Important background information: One of the five best sandwiches I’ve ever had in my life was a pork meatball banh mi I got from a street vendor in Ho Chi Minh City in 2013. It cost the equivalent of 67 cents USD, it came wrapped in graph paper. and I have spent the last seven years alternately trying to find a banh mi anywhere close to as good and plotting my return to Vietnam.
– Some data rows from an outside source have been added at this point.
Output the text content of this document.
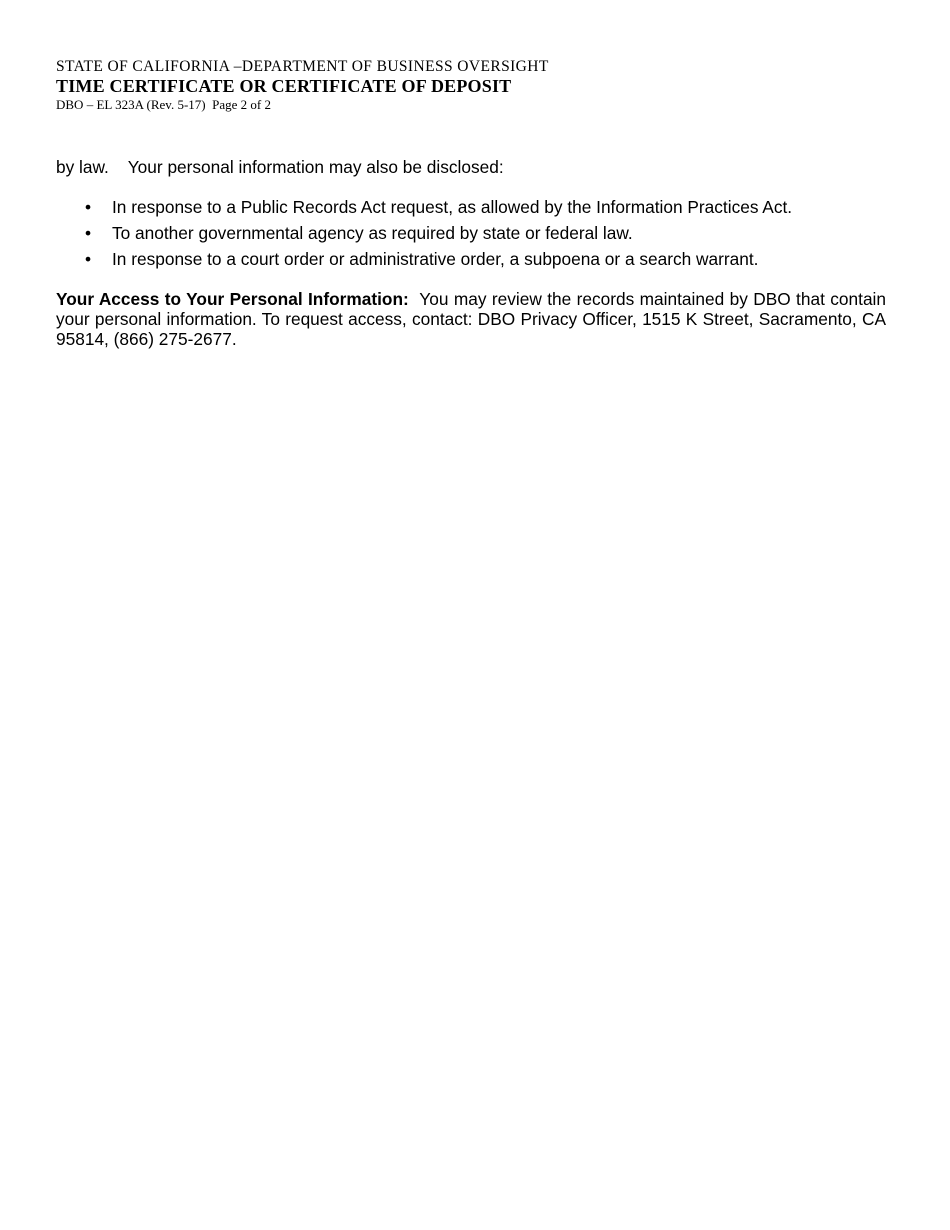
STATE OF CALIFORNIA –DEPARTMENT OF BUSINESS OVERSIGHT
TIME CERTIFICATE OR CERTIFICATE OF DEPOSIT
DBO – EL 323A (Rev. 5-17)  Page 2 of 2

by law.    Your personal information may also be disclosed:

• In response to a Public Records Act request, as allowed by the Information Practices Act.
• To another governmental agency as required by state or federal law.
• In response to a court order or administrative order, a subpoena or a search warrant.

Your Access to Your Personal Information: You may review the records maintained by DBO that contain your personal information. To request access, contact: DBO Privacy Officer, 1515 K Street, Sacramento, CA 95814, (866) 275-2677.
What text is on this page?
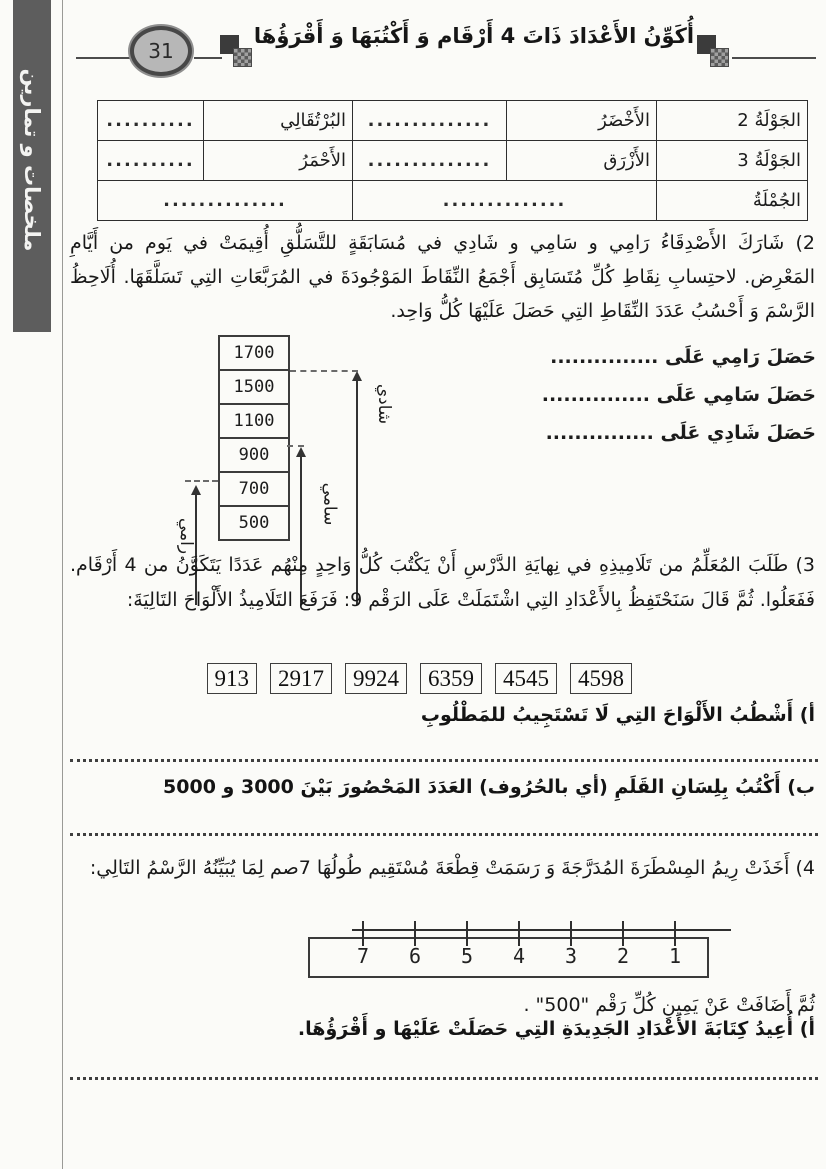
ملخصات و تمارين
31
أُكَوِّنُ الأَعْدَادَ ذَاتَ 4 أَرْقَام وَ أَكْتُبَهَا وَ أَقْرَؤُهَا
الجَوْلَةُ 2	الأَخْضَرُ	..............	البُرْتُقَالِي	..........
الجَوْلَةُ 3	الأَزْرَق	..............	الأَحْمَرُ	..........
الجُمْلَةُ	..............		..............	
2) شَارَكَ الأَصْدِقَاءُ رَامِي و سَامِي و شَادِي في مُسَابَقَةٍ للتَّسَلُّقِ أُقِيمَتْ في يَوم من أَيَّامِ المَعْرِض. لاحتِسابِ نِقَاطِ كُلِّ مُتَسَابِق أَجْمَعُ النِّقَاطَ المَوْجُودَةَ في المُرَبَّعَاتِ التِي تَسَلَّقَهَا. أُلَاحِظُ الرَّسْمَ وَ أَحْسُبُ عَدَدَ النِّقَاطِ التِي حَصَلَ عَلَيْهَا كُلُّ وَاحِد.
1700
1500
1100
900
700
500
رامي
سامي
شادي
حَصَلَ رَامِي عَلَى ...............
حَصَلَ سَامِي عَلَى ...............
حَصَلَ شَادِي عَلَى ...............
3) طَلَبَ المُعَلِّمُ من تَلَامِيذِهِ في نِهايَةِ الدَّرْسِ أَنْ يَكْتُبَ كُلُّ وَاحِدٍ مِنْهُم عَدَدًا يَتَكَوَّنُ من 4 أَرْقَام. فَفَعَلُوا. ثُمَّ قَالَ سَنَحْتَفِظُ بِالأَعْدَادِ التِي اشْتَمَلَتْ عَلَى الرَقْم 9: فَرَفَعَ التَلَامِيذُ الأَلْوَاحَ التَالِيَةَ:
4598
4545
6359
9924
2917
913
أ) أَشْطُبُ الأَلْوَاحَ التِي لَا تَسْتَجِيبُ للمَطْلُوبِ
ب) أَكْتُبُ بِلِسَانِ القَلَمِ (أي بالحُرُوف) العَدَدَ المَحْصُورَ بَيْنَ 3000 و 5000
4) أَخَذَتْ رِيمُ المِسْطَرَةَ المُدَرَّجَةَ وَ رَسَمَتْ قِطْعَةَ مُسْتَقِيم طُولُهَا 7صم لِمَا يُبَيِّنُهُ الرَّسْمُ التَالِي:
7	6	5	4	3	2	1
ثُمَّ أَضَافَتْ عَنْ يَمِينِ كُلِّ رَقْم "500" .
أ) أُعِيدُ كِتَابَةَ الأَعْدَادِ الجَدِيدَةِ التِي حَصَلَتْ عَلَيْهَا و أَقْرَؤُهَا.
That’s why @ArtVandelay91’s idea spoke to me, I think: The best banh mi I’d ever had was built on meatballs — not cold cuts — so a banh mi burger made a lot of sense. I can’t remember the original sandwich well enough to estimate if its meatballs tasted anything like the ones in the Times’ recipe (I sort of doubt it), and for all I know using ginger-seasoned meatballs in a banh mi is a major faux pas. But I went with it, and I’m glad I did.
What it looks like:
How it tastes: Spectacular. Completely f-ing spectacular. I have made myself a lot of sandwiches in my lifetime, and this might honestly be the best of them.
The main thing to understand is that the Times‘ Vietnamese pork meatballs make for sensational burgers when grilled on a cast-iron skillet. I don’t know the science behind why this happened — I figure it’s either the fat in the pork or the cracker crumbs mixed into the meat — but a crunchy crust formed on the outside of the patties, almost as if they’d been fried. So the patty itself provided a variety of textures and flavors, with the spicy, assertive taste of ginger standing out from the crispy, meaty, peppery, garlicky mix.
Complemented by the rest of the banh mi stuff here, it’s unbelievable. The jalapenos offer a second, more familiar source of sandwich spiciness to accompany the ginger, and it’s all balanced by the sweetness and tang of the pickled vegetables. The cilantro makes it sharp and the mayo makes it creamy, and the sriracha adds some color for the photograph.
All together, it’s an incredible, harmonious confluence of tastes and textures and temperatures, one that features flavors familiar from banh mi but isn’t exactly like any banh mi I’ve ever had before. It’s so good. Make this sandwich.
The pretzel rolls we keep getting from FreshDirect are again the unsung hero (pun vaguely intended). I don’t want to talk them up too much, and I fear the inevitable day they go the way of yeast and Nutella and hot dogs and stop being available to me.
Hall of Fame? Yes, quite.
I used to painstakingly peel ginger using the back of spoon because that’s what I read to do in Cook’s Illustrated or something but then I watched my mom profligately just slice off the peel on all sides.
Even then it still takes a really long time! I use a vegetable peeler, but ginger has way too many nooks and crannies.
I almost went to peel/grind ginger during christmas time and then it seemed like from Googling that the potency was less than half that of pre-ground so i just used the spice jar and let the ginger go moldy.